Ich ignoriere die Regung in meiner Hose bei der Vorstellung, wie sie sich in Hausmädchen-Uniform »flexibel« vor dem Fenster verbiegt.

»Kleiden Sie sich einfach bürotauglich«, erwidere ich. Worum es auch geht, wie mir klar wird, habe ich nicht nur die Vorbereitungen unterlassen, die für dieses neue Kapitel meiner beruflichen Laufbahn erforderlich sind – ich habe noch nicht einmal darüber nachgedacht, was jene Vorbereitungen umfassen. »Vorerst keine Praxiskleidung.« Für die Zukunft würde ich es vielleicht vorziehen, wenn meine Praxishilfe Kasack trägt. Vielleicht auch nicht. Ich kann nicht denken.

»Als Erstes sollten wir Büromaterial bestellen.« Ich nicke mit dem Kinn zum Whiteboard. »Abwischbare Marker wären gut.«

Sie runzelt die Brauen, als merke sie, dass ich eindeutig keinen blassen Schimmer habe, was ich hier mache, schreibt es aber trotzdem auf.

»Außerdem brauche ich Visitenkarten und Briefbögen.« Sonst noch etwas? »Solche Sachen«, füge ich für den Fall hinzu, dass ich etwas Offensichtliches vergessen habe.

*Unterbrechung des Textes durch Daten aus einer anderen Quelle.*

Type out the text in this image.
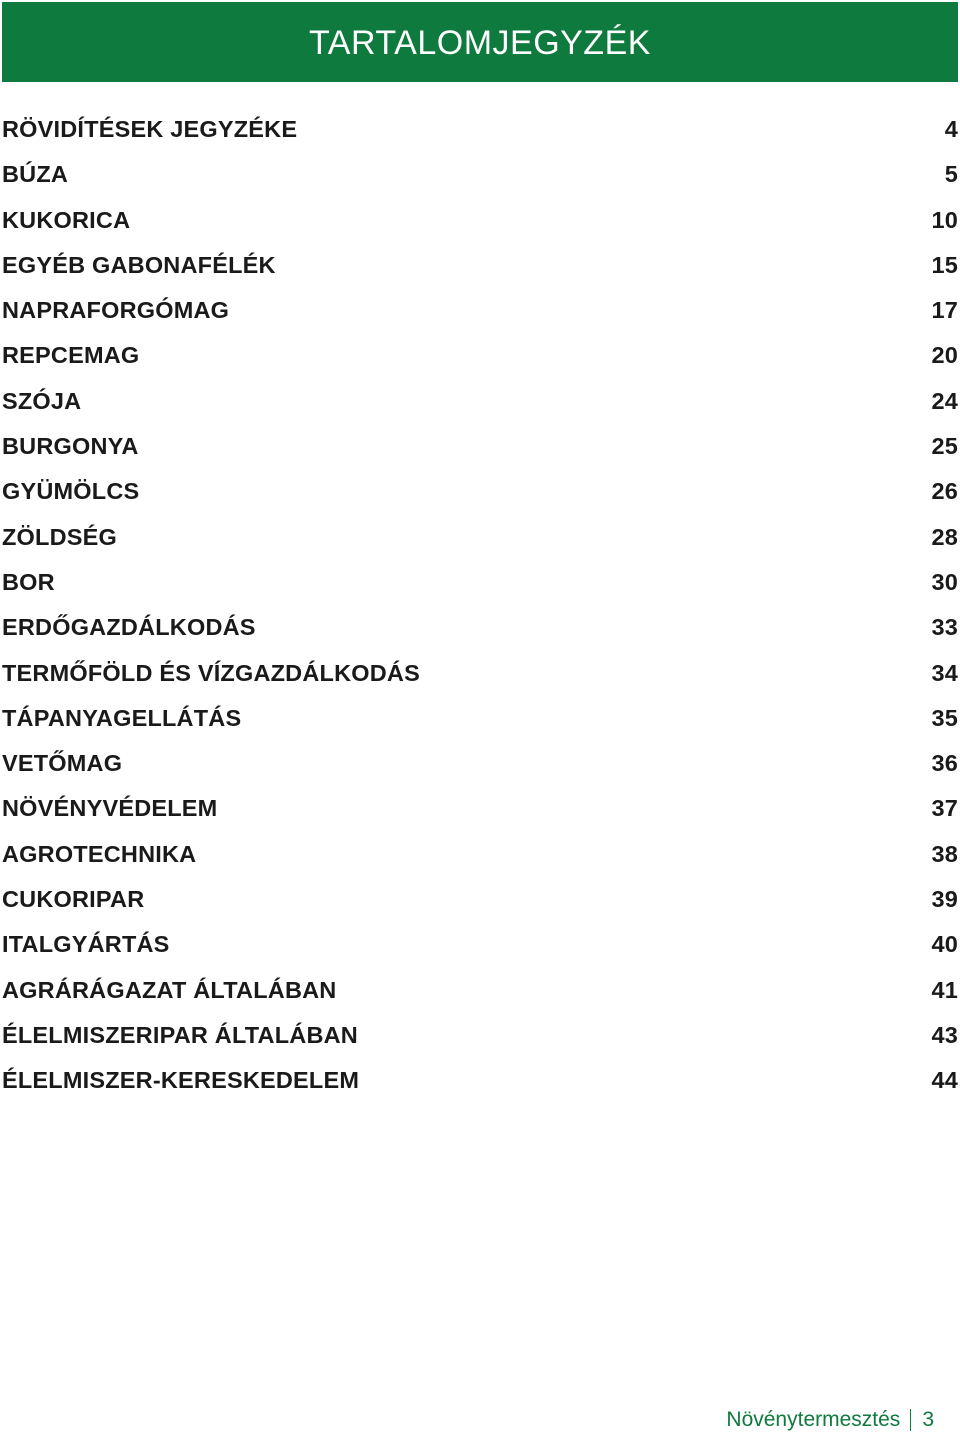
TARTALOMJEGYZÉK
RÖVIDÍTÉSEK JEGYZÉKE	4
BÚZA	5
KUKORICA	10
EGYÉB GABONAFÉLÉK	15
NAPRAFORGÓMAG	17
REPCEMAG	20
SZÓJA	24
BURGONYA	25
GYÜMÖLCS	26
ZÖLDSÉG	28
BOR	30
ERDŐGAZDÁLKODÁS	33
TERMŐFÖLD ÉS VÍZGAZDÁLKODÁS	34
TÁPANYAGELLÁTÁS	35
VETŐMAG	36
NÖVÉNYVÉDELEM	37
AGROTECHNIKA	38
CUKORIPAR	39
ITALGYÁRTÁS	40
AGRÁRÁGAZAT ÁLTALÁBAN	41
ÉLELMISZERIPAR ÁLTALÁBAN	43
ÉLELMISZER-KERESKEDELEM	44
Növénytermesztés 3
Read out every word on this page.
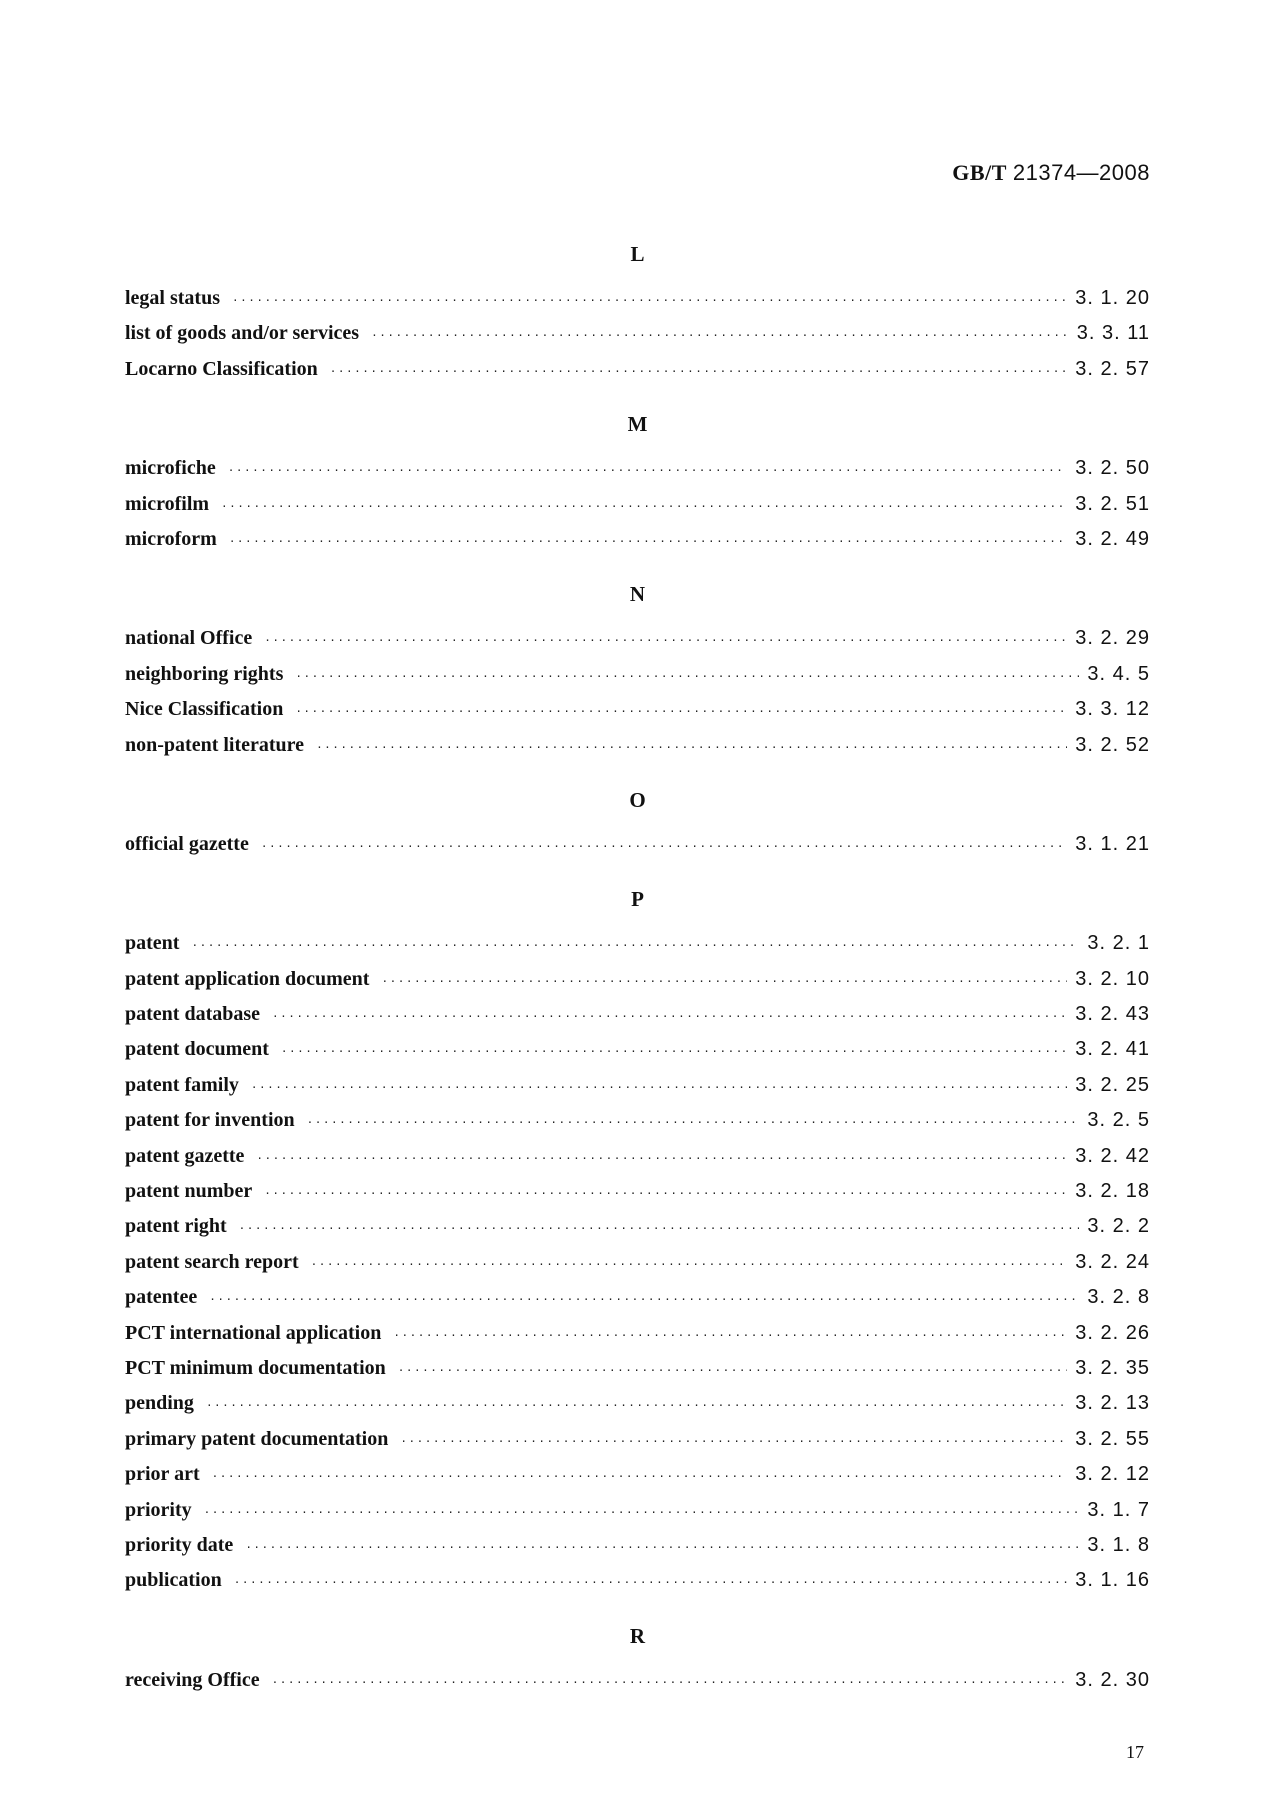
GB/T 21374—2008
L
legal status ·····	3. 1. 20
list of goods and/or services ·····	3. 3. 11
Locarno Classification ·····	3. 2. 57
M
microfiche ·····	3. 2. 50
microfilm ·····	3. 2. 51
microform ·····	3. 2. 49
N
national Office ·····	3. 2. 29
neighboring rights ·····	3. 4. 5
Nice Classification ·····	3. 3. 12
non-patent literature ·····	3. 2. 52
O
official gazette ·····	3. 1. 21
P
patent ·····	3. 2. 1
patent application document ·····	3. 2. 10
patent database ·····	3. 2. 43
patent document ·····	3. 2. 41
patent family ·····	3. 2. 25
patent for invention ·····	3. 2. 5
patent gazette ·····	3. 2. 42
patent number ·····	3. 2. 18
patent right ·····	3. 2. 2
patent search report ·····	3. 2. 24
patentee ·····	3. 2. 8
PCT international application ·····	3. 2. 26
PCT minimum documentation ·····	3. 2. 35
pending ·····	3. 2. 13
primary patent documentation ·····	3. 2. 55
prior art ·····	3. 2. 12
priority ·····	3. 1. 7
priority date ·····	3. 1. 8
publication ·····	3. 1. 16
R
receiving Office ·····	3. 2. 30
17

»Ja. Was soll denn darauf stehen? Wird Ihre Praxis einen Namen bekommen oder einfach so heißen wie Sie?«

»Einfach wie ich«, sage ich, als wäre ich mir sicher. »Ganz schlichtes Branding.«

»Ich habe festgestellt, dass Sie keine Website haben. Möchten Sie eine erstellt bekommen?«, fragt sie. »Ich könnte mich informieren und vielleicht einige Angebote einholen.«

»Ja. Gut.« Sie ist mir einen Schritt voraus, was beruhigend und verunsichernd zugleich ist.

»Und noch haben keine Patienten Termine bei Ihnen?«

Ich schüttele den Kopf. »Heute ist der erste Tag. Ich brauche die Vertragsarztzulassung von den Krankenversicherungen. Bis dahin werde ich nicht viele Patienten bekommen.«

Sie legt den Kopf schief, wodurch ihr langer Hals zur Geltung kommt. »Hmmm, Sie sind echt attraktiv. Haben Sie schon mal darüber nachgedacht, eine PR-Agentur oder einen Manager zu engagieren? Sie könnten im Fernsehen auftreten. Sie wissen schon, als Ratgeberarzt in einem dieser Frühstücksfernsehenformate.«

Sie ist mit tausend Meilen die Stunde unterwegs, während ich noch nicht mal in den ersten Gang geschaltet habe. »An so was habe ich kein Interesse«, entgegne ich.

Habe ich sie gerade sagen hören, ich sei echt attraktiv?

»Oder kennen Sie irgendwelche Promis?«, will sie wissen. »Ich habe hier und da PR gemacht und kenne ein paar Leute, die ich kontaktieren könnte, damit Sie Berichterstattung kriegen, wenn Sie jemand Berühmtes behandeln.«

»Mal überlegen«, sage ich, ohne den Sarkasmus in meiner Stimme verbergen zu können. »Ich bin mir ziemlich sicher, dass ich in Bezug auf meine Patienten die Schweigepflicht wahren muss – ob sie berühmt sind oder nicht.«

Sie lacht, als wäre ich derjenige, der etwas Blödes gesagt hat. »Ich würde keine Namen preisgeben – nur könnten wir sagen, dass sie ein ›Promi-Arzt‹ sind. So was in der Richtung, Sie wissen schon. Aber wenn Sie gar kein Interesse daran haben, im Rampenlicht zu stehen …«

»Nein, habe ich nicht.«

Sie nickt und klopft mit ihrem Stift auf den Notizblock. »Haben Sie denn schon mit dieser Beantragung der Vertragsarztzulassung angefangen?«, fragt sie. »Ich könnte Ihnen dabei helfen.«

»Ich bin – ich denke, am besten richten Sie den Computer ein. Und wenn Sie sich damit auskennen, können Sie vielleicht für jeden von uns eine E-Mail-Adresse einrichten. Visitenkarten und außerdem seriös aussehendes Briefpapier, ich denke, das wäre ein guter Anfang.« Ich sollte zumindest Bescheid wissen, was diese Vertragsarztzulassung umfasst, bevor ich die Beantragung an jemanden delegiere.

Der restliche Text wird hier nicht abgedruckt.